Six of those companies – Eli Lilly, Novo Nordisk, Sanofi, AstraZeneca, Novartis, and United Therapeutics – have received letters from the Health Resources & Services Administration (HRSA) informing them that their actions violate the 340B statute and ordering them to restore discounts through community pharmacy arrangements. All six have gone to federal courts to try to block HRSA from enforcing those orders. In the meantime, a seventh drug maker, Boehringer Ingelheim, cut off 340B discounts through community pharmacies starting Aug. 1.
More than half of the members of the U.S. House of Representatives signed a letter to the Department of Health and Human Services (HHS) earlier this year urging it to take action to stop these practices. With the approval of the Spanberger-McKinley amendment, the House is now on the legislative record in support of enforcement actions against the companies that are violating the 340B law.

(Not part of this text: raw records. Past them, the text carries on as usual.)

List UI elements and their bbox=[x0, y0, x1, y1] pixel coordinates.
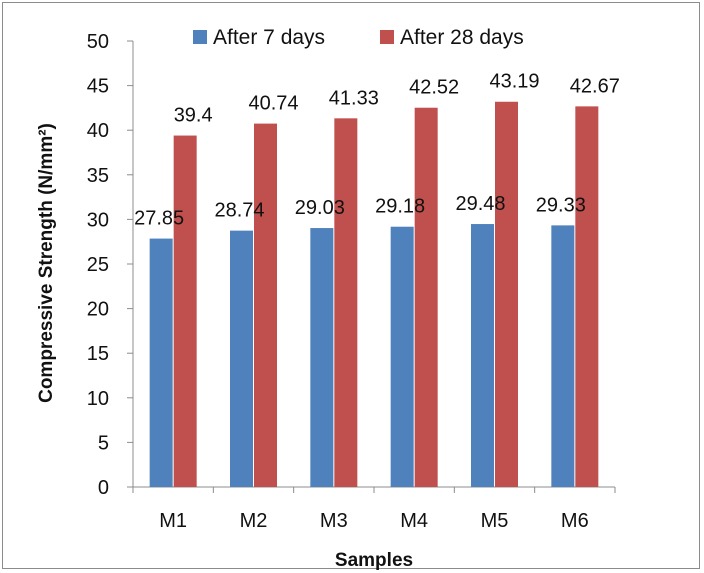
y-tick-label: 30 bbox=[87, 209, 109, 231]
x-axis: M1 M2 M3 M4 M5 M6 bbox=[132, 487, 616, 532]
data-label-after-28-days: 42.52 bbox=[409, 77, 459, 99]
bars bbox=[149, 101, 599, 488]
x-tick-label: M3 bbox=[320, 510, 348, 532]
legend-label-after-28-days: After 28 days bbox=[400, 26, 524, 49]
bar-after-7-days bbox=[551, 225, 575, 487]
data-label-after-28-days: 39.4 bbox=[174, 105, 213, 127]
legend-label-after-7-days: After 7 days bbox=[213, 26, 325, 49]
data-label-after-7-days: 29.33 bbox=[536, 194, 586, 216]
y-tick-label: 50 bbox=[87, 31, 109, 53]
x-tick-label: M4 bbox=[400, 510, 428, 532]
x-tick-label: M1 bbox=[159, 510, 187, 532]
y-axis: 0 5 10 15 20 25 30 35 40 45 50 bbox=[87, 31, 133, 499]
y-tick-label: 5 bbox=[98, 432, 109, 454]
bar-after-7-days bbox=[149, 238, 173, 487]
y-tick-label: 40 bbox=[87, 120, 109, 142]
x-tick-label: M5 bbox=[481, 510, 509, 532]
bar-after-28-days bbox=[575, 106, 599, 487]
data-label-after-7-days: 27.85 bbox=[134, 208, 184, 230]
y-tick-label: 45 bbox=[87, 76, 109, 98]
bar-after-7-days bbox=[230, 230, 253, 487]
data-label-after-28-days: 43.19 bbox=[489, 71, 539, 93]
bar-after-28-days bbox=[414, 107, 438, 487]
bar-after-7-days bbox=[390, 226, 414, 487]
bar-after-28-days bbox=[254, 123, 277, 488]
bar-after-7-days bbox=[310, 228, 334, 487]
y-tick-label: 10 bbox=[87, 388, 109, 410]
x-axis-title: Samples bbox=[335, 550, 413, 571]
y-tick-label: 0 bbox=[98, 477, 109, 499]
x-tick-label: M2 bbox=[240, 510, 268, 532]
y-axis-title: Compressive Strength (N/mm²) bbox=[36, 123, 57, 403]
bar-after-28-days bbox=[173, 135, 197, 487]
data-label-after-7-days: 29.18 bbox=[375, 196, 425, 218]
data-label-after-7-days: 29.03 bbox=[295, 197, 345, 219]
legend-swatch-after-7-days bbox=[193, 30, 207, 44]
data-label-after-28-days: 40.74 bbox=[248, 93, 298, 115]
legend-swatch-after-28-days bbox=[380, 30, 394, 44]
data-label-after-7-days: 28.74 bbox=[214, 200, 264, 222]
y-tick-label: 15 bbox=[87, 343, 109, 365]
legend: After 7 days After 28 days bbox=[193, 26, 524, 49]
bar-after-7-days bbox=[471, 224, 494, 488]
data-label-after-28-days: 41.33 bbox=[329, 87, 379, 109]
y-tick-label: 25 bbox=[87, 254, 109, 276]
x-tick-label: M6 bbox=[561, 510, 589, 532]
data-label-after-7-days: 29.48 bbox=[455, 193, 505, 215]
y-tick-label: 35 bbox=[87, 165, 109, 187]
data-labels: 27.85 28.74 29.03 29.18 29.48 29.33 39.4 40.74 4… bbox=[134, 71, 620, 230]
y-tick-label: 20 bbox=[87, 299, 109, 321]
bar-after-28-days bbox=[495, 101, 518, 487]
bar-after-28-days bbox=[334, 118, 358, 488]
data-label-after-28-days: 42.67 bbox=[570, 75, 620, 97]
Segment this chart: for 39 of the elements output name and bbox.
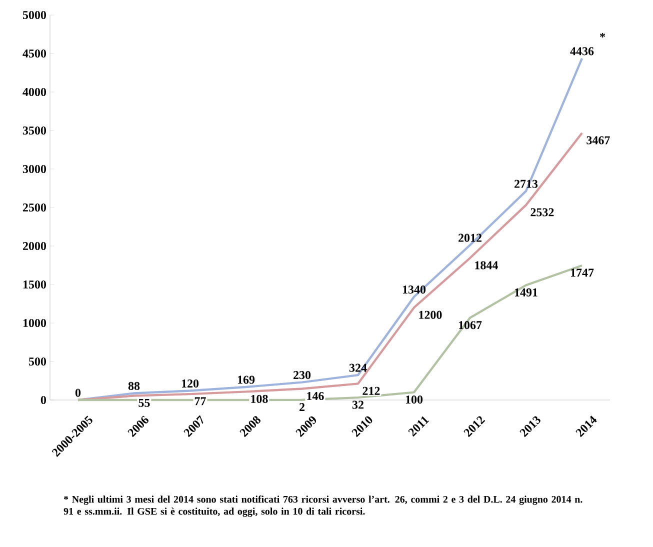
y-tick-label: 2500 bbox=[22, 203, 46, 212]
data-label: 100 bbox=[406, 396, 423, 404]
data-label: 120 bbox=[182, 379, 199, 388]
y-tick-label: 2000 bbox=[22, 242, 46, 250]
data-label: 1067 bbox=[458, 321, 482, 330]
data-label: 77 bbox=[194, 397, 206, 406]
data-label: 1747 bbox=[570, 268, 594, 277]
data-label: 212 bbox=[362, 386, 380, 395]
data-label: 2713 bbox=[514, 180, 538, 188]
y-tick-label: 3000 bbox=[22, 164, 46, 174]
x-tick-label: 2011 bbox=[408, 416, 430, 437]
data-label: 2012 bbox=[458, 234, 482, 242]
data-label: 88 bbox=[128, 382, 140, 390]
data-label: 108 bbox=[251, 394, 268, 403]
y-tick-label: 1500 bbox=[23, 280, 46, 289]
y-tick-label: 1000 bbox=[23, 318, 46, 328]
data-label: 1844 bbox=[475, 261, 498, 270]
y-tick-label: 3500 bbox=[22, 126, 46, 135]
data-label: 1340 bbox=[402, 286, 426, 294]
data-label: 55 bbox=[138, 398, 150, 407]
annotation: * bbox=[600, 32, 606, 38]
data-label: 1491 bbox=[514, 288, 538, 296]
y-tick-label: 0 bbox=[40, 396, 46, 404]
data-label: 4436 bbox=[570, 47, 594, 56]
data-label: 3467 bbox=[586, 136, 610, 144]
y-tick-label: 4000 bbox=[22, 88, 46, 96]
data-label: 2532 bbox=[530, 208, 554, 216]
data-label: 169 bbox=[238, 376, 255, 384]
data-label: 1200 bbox=[419, 310, 442, 319]
data-label: 230 bbox=[294, 370, 311, 380]
data-label: 32 bbox=[352, 400, 364, 409]
data-label: 324 bbox=[349, 364, 367, 372]
y-tick-label: 500 bbox=[28, 357, 46, 366]
y-tick-label: 5000 bbox=[22, 10, 46, 20]
text: * Negli ultimi 3 mesi del 2014 sono stati notificati 763 ricorsi avverso l’art. 26, commi 2 e 3 del D.L. 24 giugno 2014 n. 91 e ss.mm.ii. Il GSE si è costituito, ad oggi, solo in 10 di tali ricorsi. bbox=[64, 496, 582, 517]
y-tick-label: 4500 bbox=[22, 49, 46, 58]
data-label: 146 bbox=[307, 392, 324, 400]
data-label: 0 bbox=[75, 388, 81, 397]
data-label: 2 bbox=[300, 403, 304, 411]
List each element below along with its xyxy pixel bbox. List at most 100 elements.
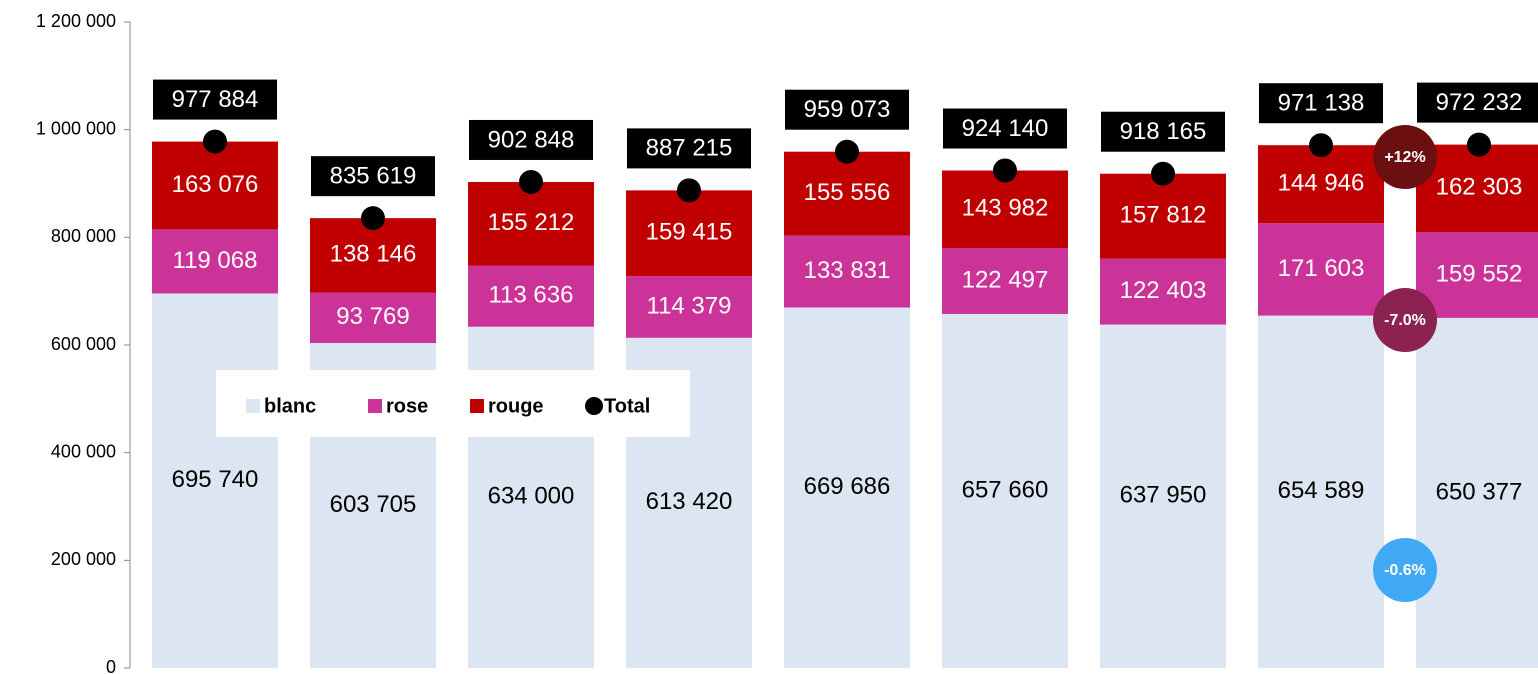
annotation: -0.6% — [1384, 562, 1426, 579]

Speaking on the House floor, Rep. Spanberger said, “My 340B-related amendment sends a message to big pharmaceutical companies: Stop hiking drug prices on consumers and discriminating against our 340B providers and pharmacies.”
340B Advocacy Efforts Continue
These 340B bills still require consideration and floor votes before they can become law, but introduction of the proposals signals that the 340B program has a growing number of supporters in both parties and both chambers on Capitol Hill. This is due, in large part, to sustained advocacy efforts by hospitals, health centers, and clinics.
In July, for instance, more than 200 hospital professionals representing 340B hospitals throughout the country participated in a virtual Capitol Hill “fly-in” by speaking to their elected officials and their staff about the need to protect 340B. Those discussions provided an opportunity for hospitals to demonstrate how 340B savings enable them to provide high-quality, affordable care to patients with low incomes and those living in underserved rural communities.
As more 340B advocates illustrate to lawmakers the importance of the program and the crucial roles that participating providers play in bolstering the health care safety net, more lawmakers throw their support behind these important legislative proposals.